The indictments of four men on charges of running a ring that provided performance-enhancing steroids to professional athletes hold major ramifications for professional sports leagues and governing bodies that are still trying to police their own sports, reports the Washington Post. “It’s a little early to know whether this is going to be like Ben Johnson in Canada,” said Richard Pound, head of the World Anti-Doping Agency, referring to the Olympic champion sprinter whose disqualification for steroids use at the 1988 Seoul Olympics was seen as a national disgrace, “but Barry Bonds is a major hero in the American national sport.”
In announcing the indictments — Bay Area Laboratory Co-Operative (BALCO) founder Victor Conte Jr., BALCO vice president James J. Valente; personal trainer Greg F. Anderson; and track coach Remi Korchemny — Attorney General John Ashcroft warned that other charges could come soon. “This is potentially explosive for baseball, and perhaps football and track,” said Charles Yesalis, a professor at Penn State and a leading expert on steroids. “You don’t know who they might go after . . . but there is still potential at this stage for some big names to be implicated.”
Conte was Bonds’s nutritional guru, and Anderson his personal strength coach. Korchemny has coached sprinters Kelli White, Dwain Chambers and Chryste Gaines; all flunked drug tests in 2003.

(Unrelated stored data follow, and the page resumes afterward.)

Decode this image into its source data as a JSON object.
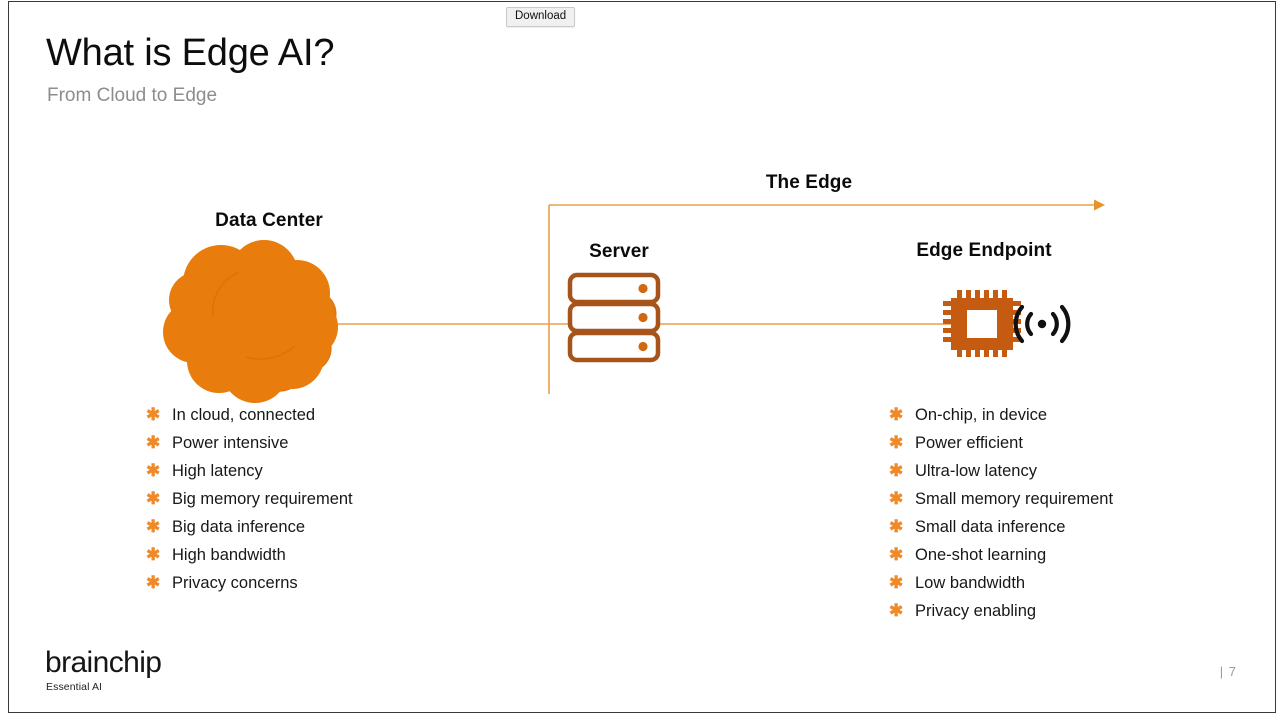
{
  "toolbar": {
    "download_label": "Download"
  },
  "slide": {
    "title": "What is Edge AI?",
    "subtitle": "From Cloud to Edge",
    "diagram": {
      "data_center_label": "Data Center",
      "the_edge_label": "The Edge",
      "server_label": "Server",
      "edge_endpoint_label": "Edge Endpoint",
      "icons": {
        "cloud": "cloud-icon",
        "server": "server-rack-icon",
        "chip": "microchip-icon",
        "wireless": "wireless-signal-icon",
        "arrow": "right-arrow-icon"
      },
      "colors": {
        "cloud_orange": "#e87c0c",
        "line_orange": "#e8a04a",
        "server_brown": "#a6541a",
        "chip_orange": "#c45b11",
        "bullet_orange": "#ef8a2b",
        "heading_black": "#0b0b0b"
      }
    },
    "cloud_bullets": [
      "In cloud, connected",
      "Power intensive",
      "High latency",
      "Big memory requirement",
      "Big data inference",
      "High bandwidth",
      "Privacy concerns"
    ],
    "edge_bullets": [
      "On-chip, in device",
      "Power efficient",
      "Ultra-low latency",
      "Small memory requirement",
      "Small data inference",
      "One-shot learning",
      "Low bandwidth",
      "Privacy enabling"
    ],
    "bullet_glyph": "✱",
    "footer": {
      "brand": "brainchip",
      "tagline": "Essential AI",
      "page_number": "| 7"
    }
  }
}
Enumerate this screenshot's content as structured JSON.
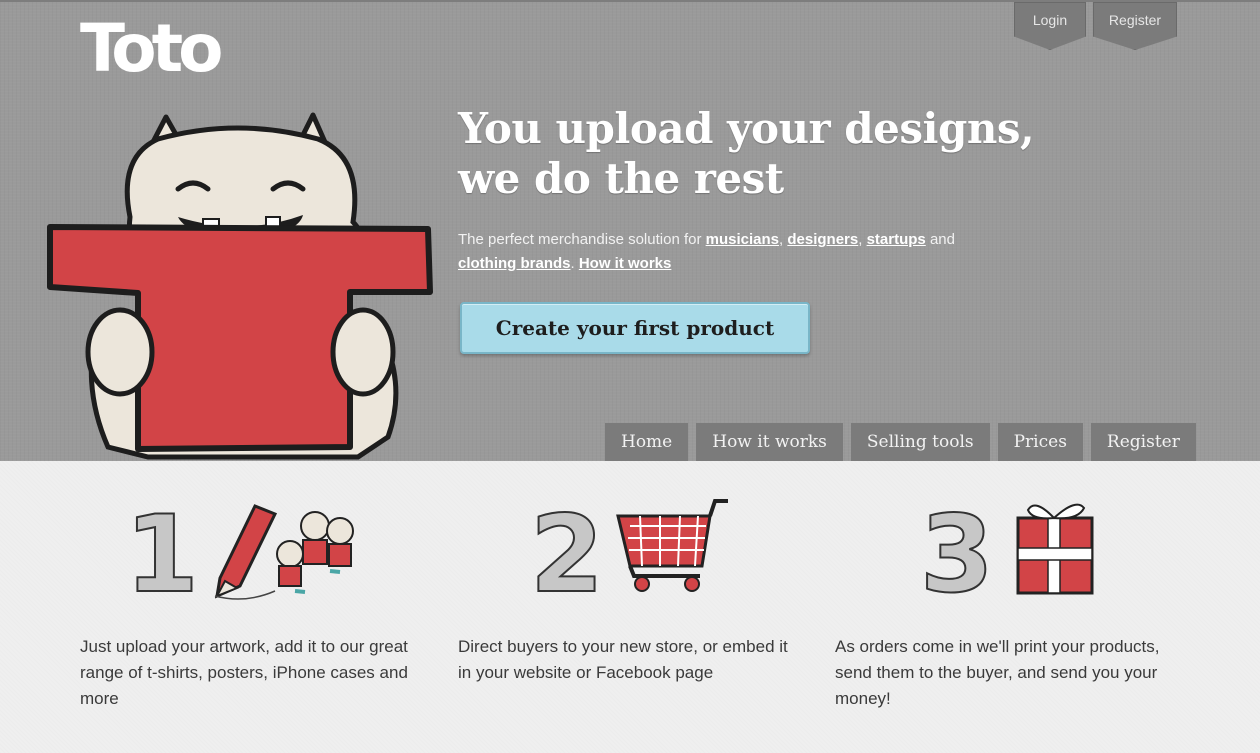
{
  "brand": {
    "logo": "Toto"
  },
  "top_tabs": {
    "login": "Login",
    "register": "Register"
  },
  "hero": {
    "headline_line1": "You upload your designs,",
    "headline_line2": "we do the rest",
    "sub_prefix": "The perfect merchandise solution for",
    "link_musicians": "musicians",
    "link_designers": "designers",
    "link_startups": "startups",
    "and": "and",
    "link_clothing": "clothing brands",
    "link_how": "How it works",
    "cta": "Create your first product"
  },
  "nav": [
    "Home",
    "How it works",
    "Selling tools",
    "Prices",
    "Register"
  ],
  "steps": [
    {
      "number": "1",
      "text": "Just upload your artwork, add it to our great range of t-shirts, posters, iPhone cases and more"
    },
    {
      "number": "2",
      "text": "Direct buyers to your new store, or embed it in your website or Facebook page"
    },
    {
      "number": "3",
      "text": "As orders come in we'll print your products, send them to the buyer, and send you your money!"
    }
  ],
  "colors": {
    "hero_bg": "#9a9a9a",
    "tab_bg": "#7b7b7b",
    "cta_bg": "#a9dbe9",
    "shirt_red": "#d24447",
    "monster_fur": "#ece6db"
  }
}
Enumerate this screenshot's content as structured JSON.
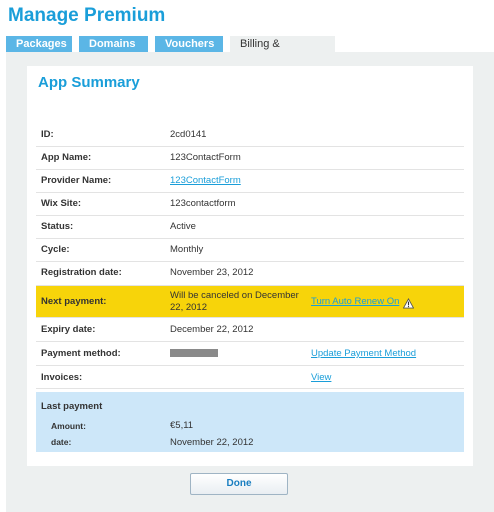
{
  "header": {
    "title": "Manage Premium"
  },
  "tabs": [
    {
      "label": "Packages"
    },
    {
      "label": "Domains"
    },
    {
      "label": "Vouchers"
    },
    {
      "label": "Billing & Payment",
      "active": true
    }
  ],
  "summary": {
    "title": "App Summary",
    "rows": {
      "id": {
        "label": "ID:",
        "value": "2cd0141"
      },
      "app_name": {
        "label": "App Name:",
        "value": "123ContactForm"
      },
      "provider_name": {
        "label": "Provider Name:",
        "value": "123ContactForm"
      },
      "wix_site": {
        "label": "Wix Site:",
        "value": "123contactform"
      },
      "status": {
        "label": "Status:",
        "value": "Active"
      },
      "cycle": {
        "label": "Cycle:",
        "value": "Monthly"
      },
      "registration_date": {
        "label": "Registration date:",
        "value": "November 23, 2012"
      },
      "next_payment": {
        "label": "Next payment:",
        "value_line1": "Will be canceled on December",
        "value_line2": "22, 2012",
        "action": "Turn Auto Renew On"
      },
      "expiry_date": {
        "label": "Expiry date:",
        "value": "December 22, 2012"
      },
      "payment_method": {
        "label": "Payment method:",
        "action": "Update Payment Method"
      },
      "invoices": {
        "label": "Invoices:",
        "action": "View"
      }
    },
    "last_payment": {
      "title": "Last payment",
      "amount_label": "Amount:",
      "amount_value": "€5,11",
      "date_label": "date:",
      "date_value": "November 22, 2012"
    }
  },
  "footer": {
    "done_label": "Done"
  },
  "colors": {
    "accent": "#1a9ed9",
    "highlight": "#f7d40a",
    "summary_bg": "#cde7f9"
  },
  "icons": {
    "warning": "warning-icon"
  }
}
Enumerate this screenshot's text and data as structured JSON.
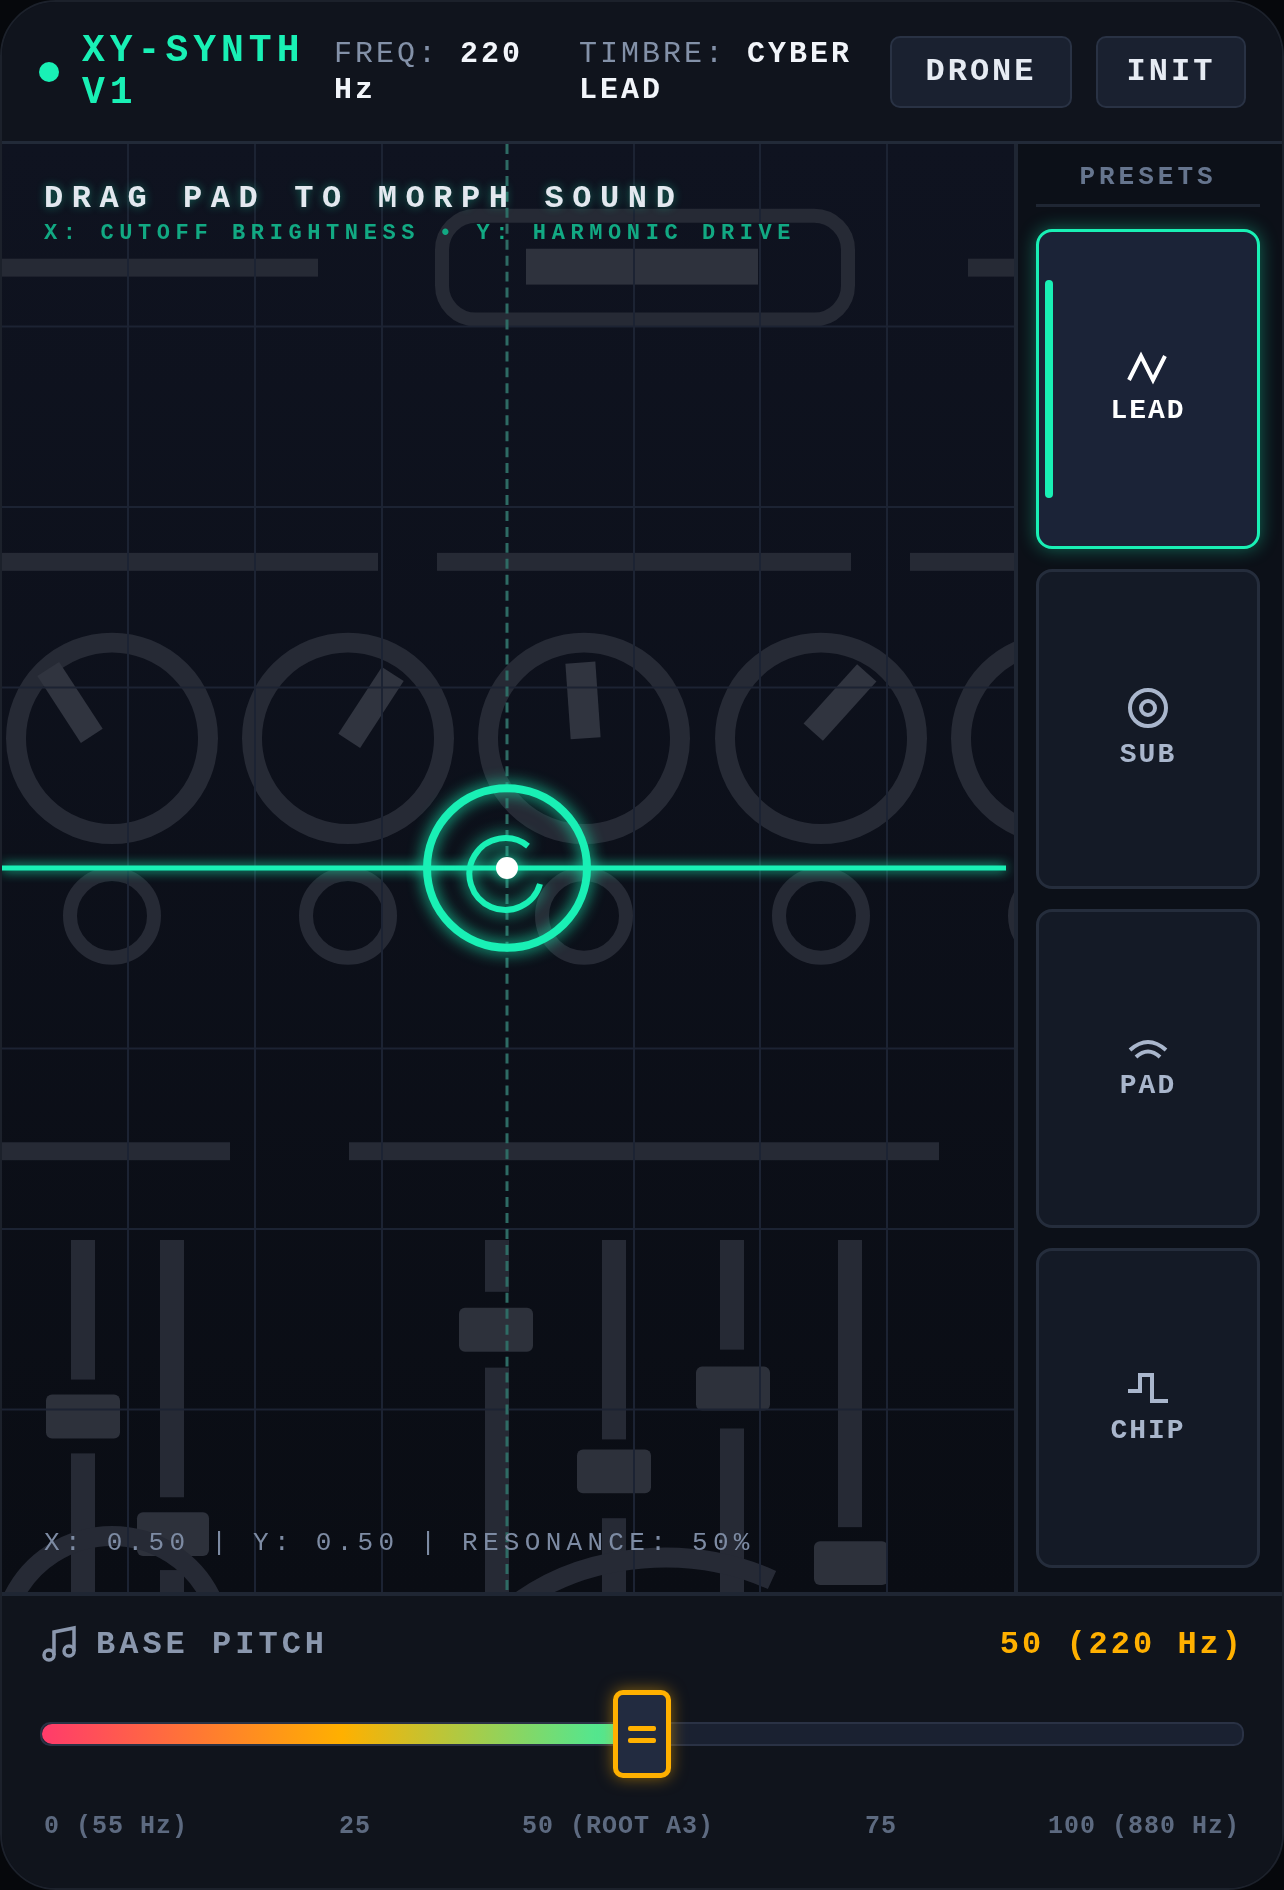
{
  "header": {
    "title": "XY-SYNTH V1",
    "freq_label": "FREQ:",
    "freq_value": "220 Hz",
    "timbre_label": "TIMBRE:",
    "timbre_value": "CYBER LEAD",
    "buttons": [
      "DRONE",
      "INIT"
    ]
  },
  "pad": {
    "title": "DRAG PAD TO MORPH SOUND",
    "subtitle": "X: CUTOFF BRIGHTNESS • Y: HARMONIC DRIVE",
    "readout": "X: 0.50 | Y: 0.50 | RESONANCE: 50%"
  },
  "presets": {
    "heading": "PRESETS",
    "items": [
      {
        "label": "LEAD",
        "kind": "zigzag",
        "selected": true
      },
      {
        "label": "SUB",
        "kind": "rings",
        "selected": false
      },
      {
        "label": "PAD",
        "kind": "arcs",
        "selected": false
      },
      {
        "label": "CHIP",
        "kind": "step",
        "selected": false
      }
    ]
  },
  "pitch": {
    "label": "BASE PITCH",
    "reading": "50 (220 Hz)",
    "level": 0.5,
    "ticks": [
      "0 (55 Hz)",
      "25",
      "50 (ROOT A3)",
      "75",
      "100 (880 Hz)"
    ]
  }
}
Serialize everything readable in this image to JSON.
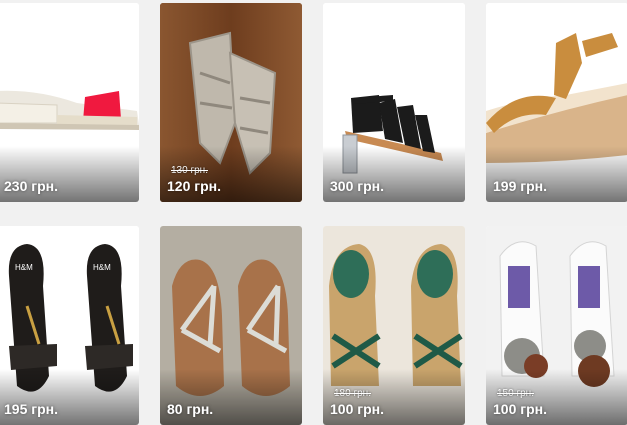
{
  "listings": [
    {
      "price": "230 грн.",
      "old_price": "",
      "product": "white-red-slide-sandal"
    },
    {
      "price": "120 грн.",
      "old_price": "130 грн.",
      "product": "grey-wedge-sandals"
    },
    {
      "price": "300 грн.",
      "old_price": "",
      "product": "black-strappy-block-heel"
    },
    {
      "price": "199 грн.",
      "old_price": "",
      "product": "tan-suede-wedge"
    },
    {
      "price": "195 грн.",
      "old_price": "",
      "product": "black-hm-flat-sandals"
    },
    {
      "price": "80 грн.",
      "old_price": "",
      "product": "silver-thong-sandals"
    },
    {
      "price": "100 грн.",
      "old_price": "180 грн.",
      "product": "green-platform-sandals"
    },
    {
      "price": "100 грн.",
      "old_price": "150 грн.",
      "product": "white-flower-platforms"
    }
  ],
  "colors": {
    "page_bg": "#f1f1f1",
    "price_text": "#ffffff"
  }
}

Bonds, the San Francisco Giants slugger who has credited much of his late-career renaissance to Conte’s nutritional advice and Anderson’s workout regime, has been a BALCO client since 2001, the year he broke baseball’s single-season home run record with 73.
Anderson, Bonds’s boyhood friend, has been working with Bonds for several years. The San Francisco Chronicle has reported that when authorities raided Anderson’s condominium, they discovered steroids and documents containing the names of athletes and what appeared to be schedules for taking the drugs. “Common sense tells you that if they’ve got Bonds’ personal trainer,” one baseball source said, “they’re only one step away from having Bonds.” Bonds has denied using steroids, and there is no indication he will be charged.
The indictments came three days after the grand jury issued subpoenas for baseball’s confidential 2003 drug testing results — a move that could be a precursor to a perjury investigation.